曾任广州市长,清廉自守,卸任后多年病逝,为何去世引起社会各界集体深切悼念?
1983年6月,顺德龙江的河面还泛着薄雾,三十多名青年抬着一条涂金鳞的龙舟向罗湖口岸进发,带队者衣着朴素,额头渗汗,他叫黎子流,当时的顺德县委书记。
边检担忧风险,手续卡在闸口,“责任我担”五个字落地,龙舟准时出境。几天后,顺德队在香港夺冠,乡亲第一次发现传统文化也能变成打通外部市场的敲门砖。黎子流的“敢闯”自此留下注脚。
1932年10月,他出生于韶关曲江珠玑巷。少年插秧挑沙,深知民生冷暖。1958年入党后在乡镇摸爬滚打,脚底常年沾泥。基层岁月塑造了他看问题的低姿态,也让他习惯把百姓情绪放进决策清单。
1975年主政顺德,他把“先放后管”写进县里第一份改革文件,允许乡镇企业自找买家、自订价格;又组织干部去香港、澳门学习管理,两年不到,电饭煲、座地扇注满厂房。资本刚进门,他便用龙舟赛、祖祠修缮稳住人心,传统与产业一起升温,顺德在珠三角率先蹚出“小县大工业”的路子。
1983年调任江门市委书记,面对百万侨胞资源,他直言“不懂侨务就别当第一把手”。不到一年,五邑大学筹建方案亮相,海外汇款雪片般飞来。1985年校园落成,本地青年有了本科课堂,也让侨心与家园通过教育纽带再度连线。
1991年底,59岁的黎子流走进广州府衙。彼时珠江两岸烟囱林立,地铁还只是纸上线路。他甩出三句话:让市场先跑,让规则跟上,让百姓站前排。随即松绑审批、鼓励外资、整合城建,多条经济走廊应声而起。1993—1995年,广州GDP年均增速逼近十五个百分点。
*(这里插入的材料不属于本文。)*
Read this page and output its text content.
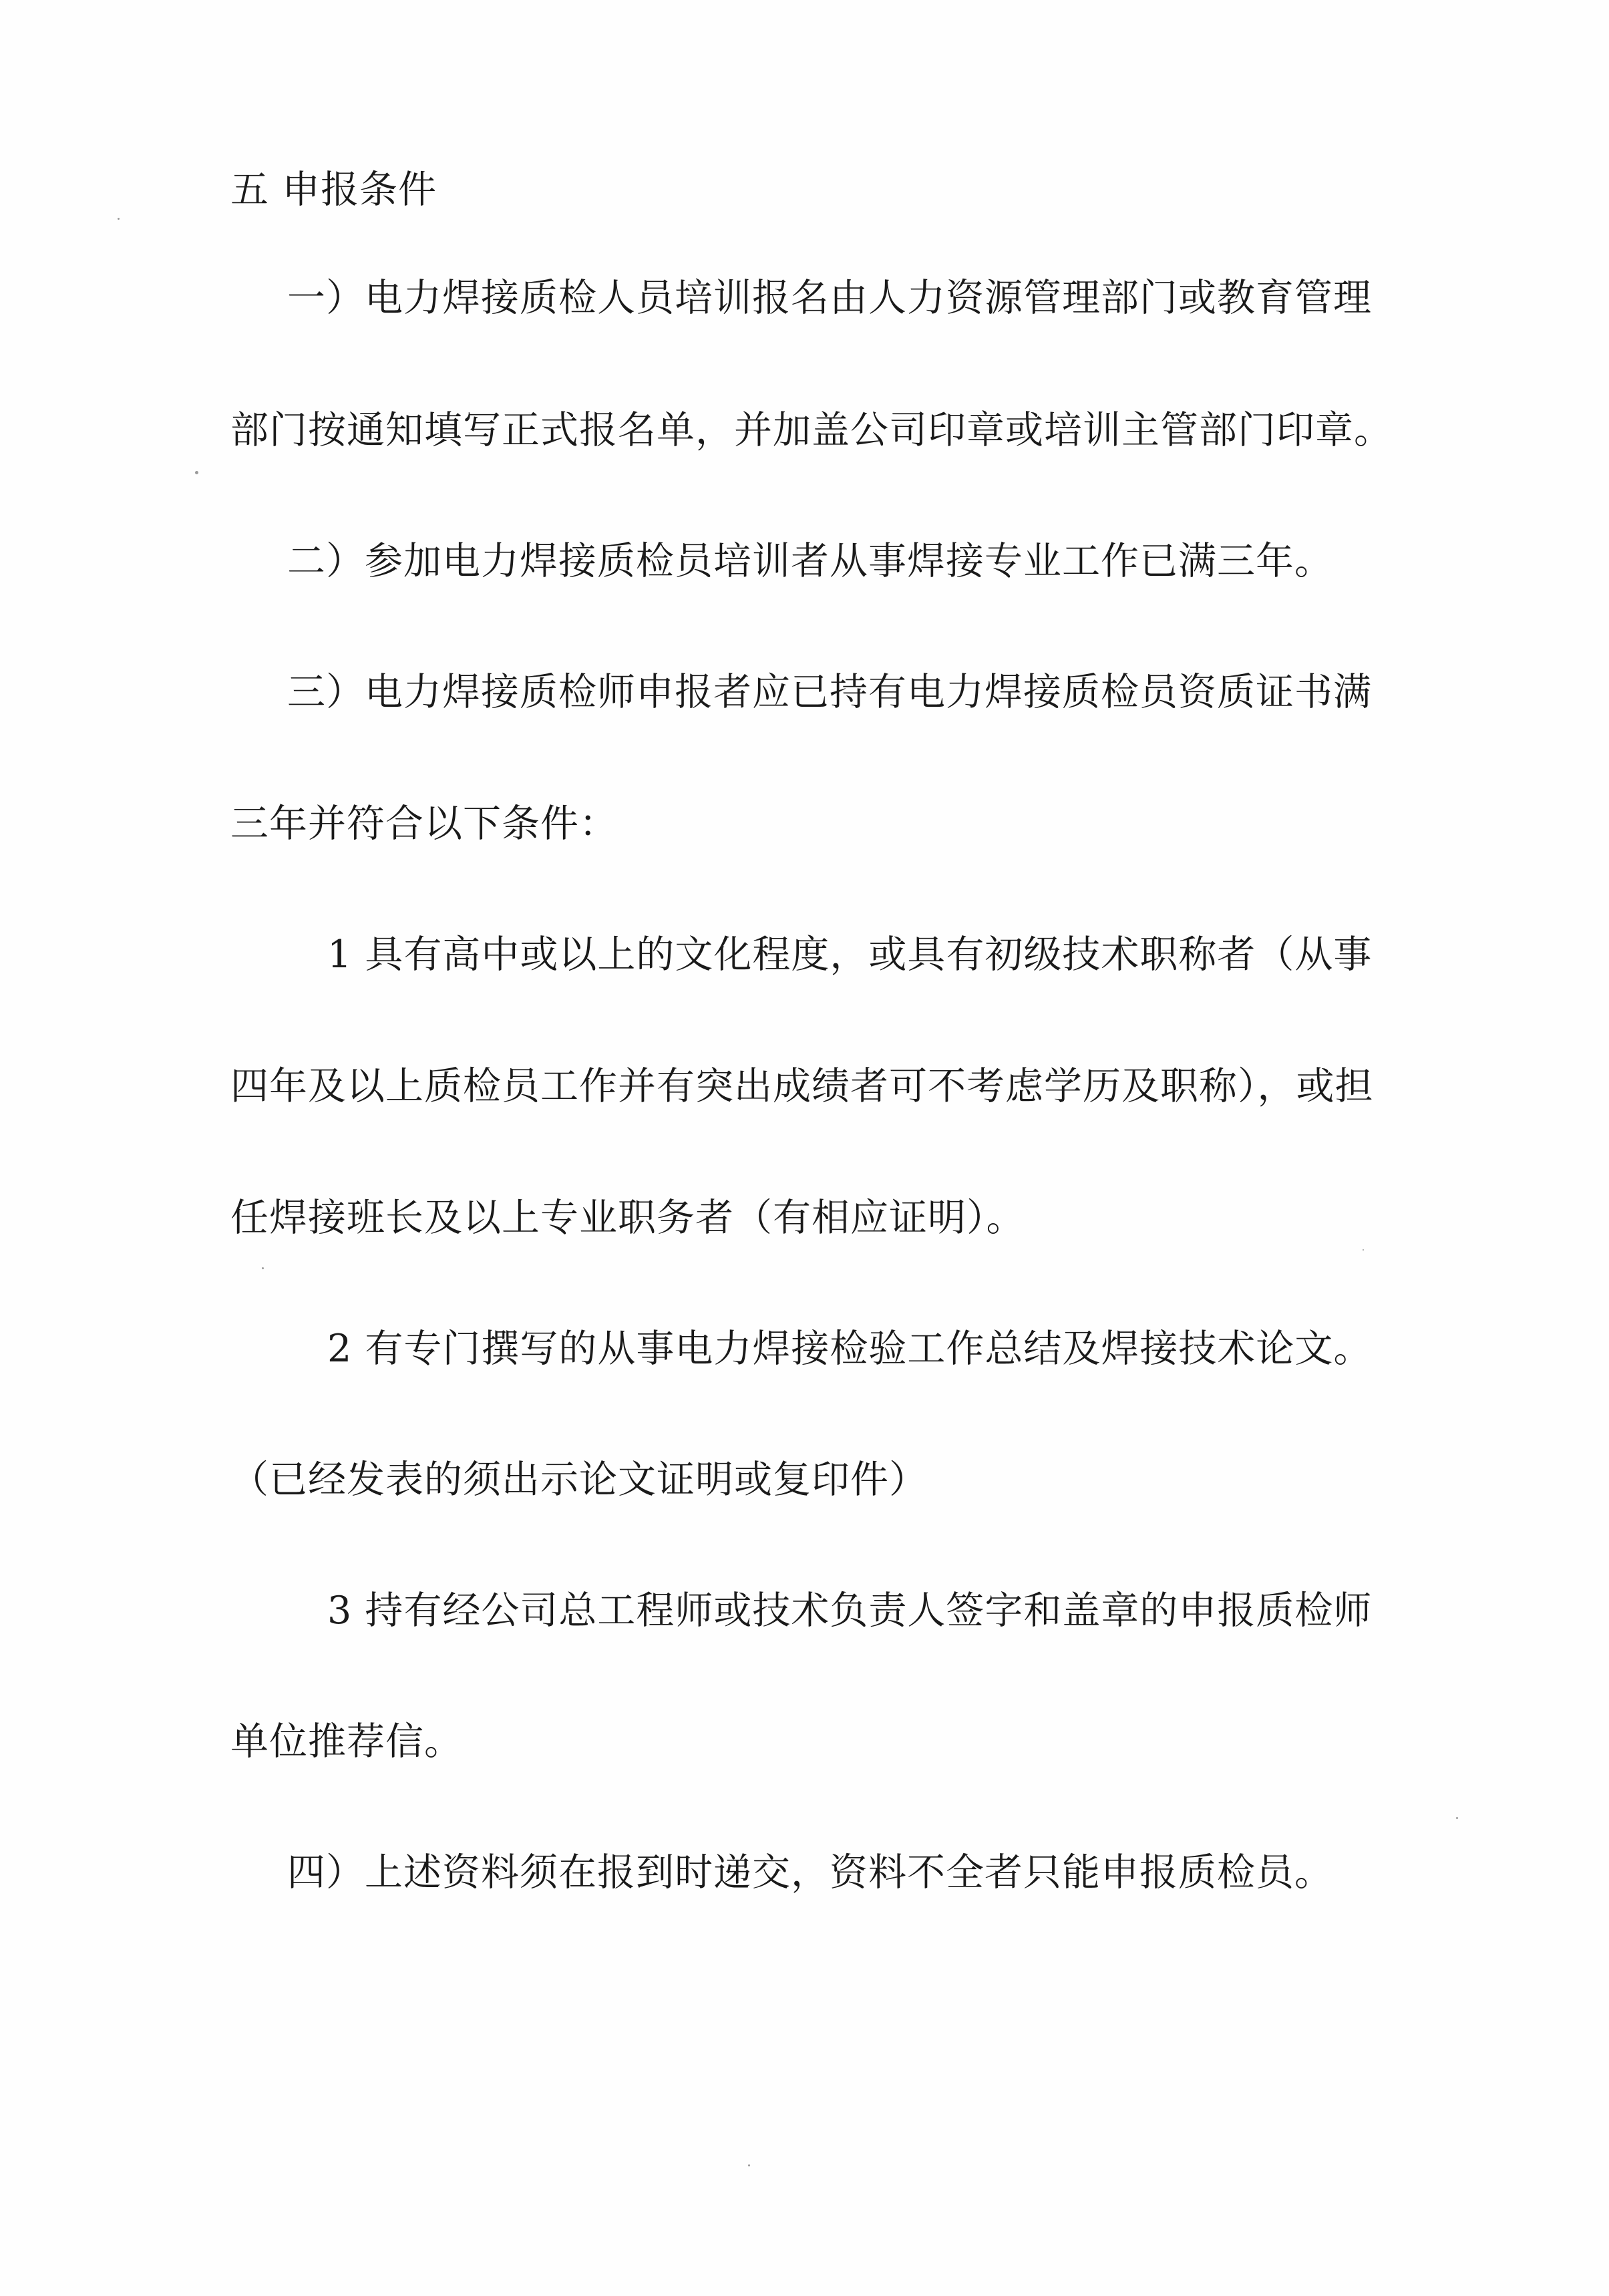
五 申报条件
一）电力焊接质检人员培训报名由人力资源管理部门或教育管理
部门按通知填写正式报名单，并加盖公司印章或培训主管部门印章。
二）参加电力焊接质检员培训者从事焊接专业工作已满三年。
三）电力焊接质检师申报者应已持有电力焊接质检员资质证书满
三年并符合以下条件：
1 具有高中或以上的文化程度，或具有初级技术职称者（从事
四年及以上质检员工作并有突出成绩者可不考虑学历及职称），或担
任焊接班长及以上专业职务者（有相应证明）。
2 有专门撰写的从事电力焊接检验工作总结及焊接技术论文。
（已经发表的须出示论文证明或复印件）
3 持有经公司总工程师或技术负责人签字和盖章的申报质检师
单位推荐信。
四）上述资料须在报到时递交，资料不全者只能申报质检员。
城市飞奔也伴生烦恼。一次深夜,旧城改造引发群情激愤,工地外火光摇曳。他赶到现场,挤进人群问:“有什么不服直说。”拆迁方案当街重议,天亮时新的安置补偿已贴上墙。立场清晰:法规若与民意冲突,程序就得让位于人本。
地铁建设是另一块硬骨。资金吃紧、技术空白、反对声不断。他坚持国际竞标,请顾问团队用中英文答辩,连投影仪亮度都要校准。1997年,一号线正式通车,老城与新城由此贯通,后来线路层层延展,广州的动脉被彻底打通。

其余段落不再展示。